The three Craggy Island priests are on a plane with a party of other priests and nuns, returning to Ireland from a pilgrimage to a golf course where the Blessed Virgin Mary has appeared. Ted and Dougal share their tacky souvenirs, which include a talking tape dispenser that tells one how much tape they used. As the plane takes off, Ted notes his fear of flying.

Dougal is invited to come to see the cockpit with Father Noel Furlong and Father Fintan Fay, who behaves as a monkey. In the cockpit, Dougal is enticed by a big red button that says "Do Not Press", and only accidentally presses it when instructed to press the adjacent one when Noel is trying to calm down Fintan. This causes the plane to start dumping fuel. Dougal tells Ted there is a problem with the plane and that it is going to crash, and that there are only two parachutes aboard. Ted talks to the pilot, who agrees they should not tell the other passengers this and take calm steps to resolve the situation. They press the "emergency" button which causes sirens and warnings about the pending crash in the passenger cabin.

Ted takes control and tells the priests that they should all write a 200-word essay on why they should get one of the two parachutes. As they are all distracted by writing and then evaluating the essays, Jack takes the parachutes, using one for himself and another for a drink cart and jumps out of the plane.

The pilot realises they can prevent the crash if someone can fix the line between the plane's reserve fuel tank and engines; but he does not believe there are any repair materials on board. Ted proudly shows the tape dispenser that Dougal got, and with his nerves steadied by the emergency, climbs out of the landing gear opening and successfully patches up the line with the tape. The pilot announces that the plane is saved, and the situation is returned to normal...at which Ted's nerves immediately come back, and he realises with horror that he is hanging precariously outside the plane by the landing gear.

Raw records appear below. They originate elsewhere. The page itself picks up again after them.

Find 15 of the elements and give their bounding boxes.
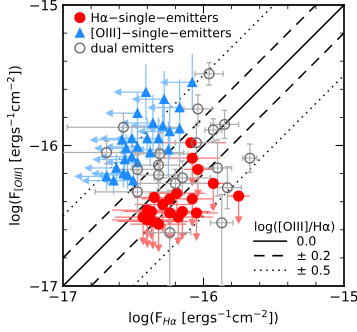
legend-title: log([OIII]/Hα): [255, 221, 334, 234]
legend-label: ± 0.5: [298, 265, 330, 275]
x-axis-title: log(F$_{Hα}$ [ergs$^{−1}$cm$^{−2}$]): [129, 310, 278, 326]
legend-label: [OIII]−single−emitters: [92, 28, 231, 40]
y-tick-label: −15: [30, 0, 57, 10]
legend-label: ± 0.2: [298, 250, 330, 260]
x-tick-label: −15: [330, 291, 357, 302]
legend-label: 0.0: [297, 236, 316, 246]
x-tick-label: −16: [190, 291, 218, 302]
legend-label: Hα−single−emitters: [92, 12, 218, 25]
y-tick-label: −16: [30, 140, 58, 151]
x-tick-label: −17: [50, 291, 76, 302]
y-tick-label: −17: [30, 281, 57, 292]
legend-label: dual emitters: [91, 42, 174, 53]
y-axis-title: log(F$_{[OIII]}$ [ergs$^{−1}$cm$^{−2}$]): [7, 66, 24, 225]
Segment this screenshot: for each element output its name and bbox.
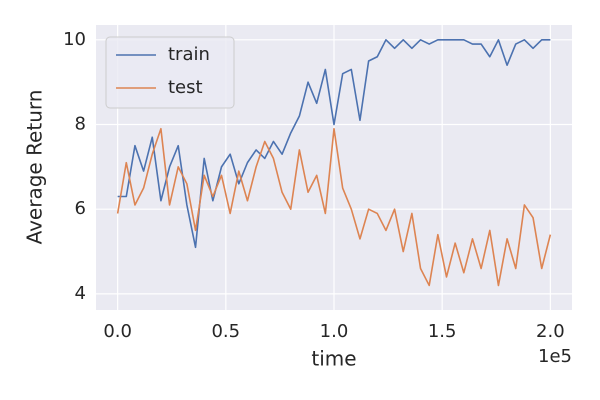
y-tick-label: 8 [75, 114, 86, 135]
x-tick-label: 0.5 [211, 321, 240, 342]
x-tick-label: 0.0 [103, 321, 132, 342]
y-tick-label: 4 [75, 283, 86, 304]
y-tick-label: 10 [63, 29, 86, 50]
x-tick-label: 1.5 [428, 321, 457, 342]
x-axis-label: time [311, 347, 356, 371]
x-offset-text: 1e5 [538, 346, 572, 367]
x-tick-label: 1.0 [320, 321, 349, 342]
legend-label: train [168, 44, 210, 65]
line-series [117, 39, 551, 249]
y-axis-label: Average Return [23, 90, 47, 245]
x-tick-label: 2.0 [536, 321, 565, 342]
y-tick-label: 6 [75, 198, 86, 219]
legend-label: test [168, 77, 203, 98]
line-series [116, 127, 552, 287]
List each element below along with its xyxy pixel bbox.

Later, at the Craggy Island parochial house, there is still no sign of Jack, and Dougal and Mrs Doyle are worried about Ted's condition - he has yet to give up his terrified grip on the landing gear, which has been removed from the plane brought to the house.

Elsewhere, Jack is shown hanging from a tree by the parachute traps, the drink cart hanging nearby and just out of Jack's reach. He shouts and wails loudly in frustration as he struggles to reach the alcohol.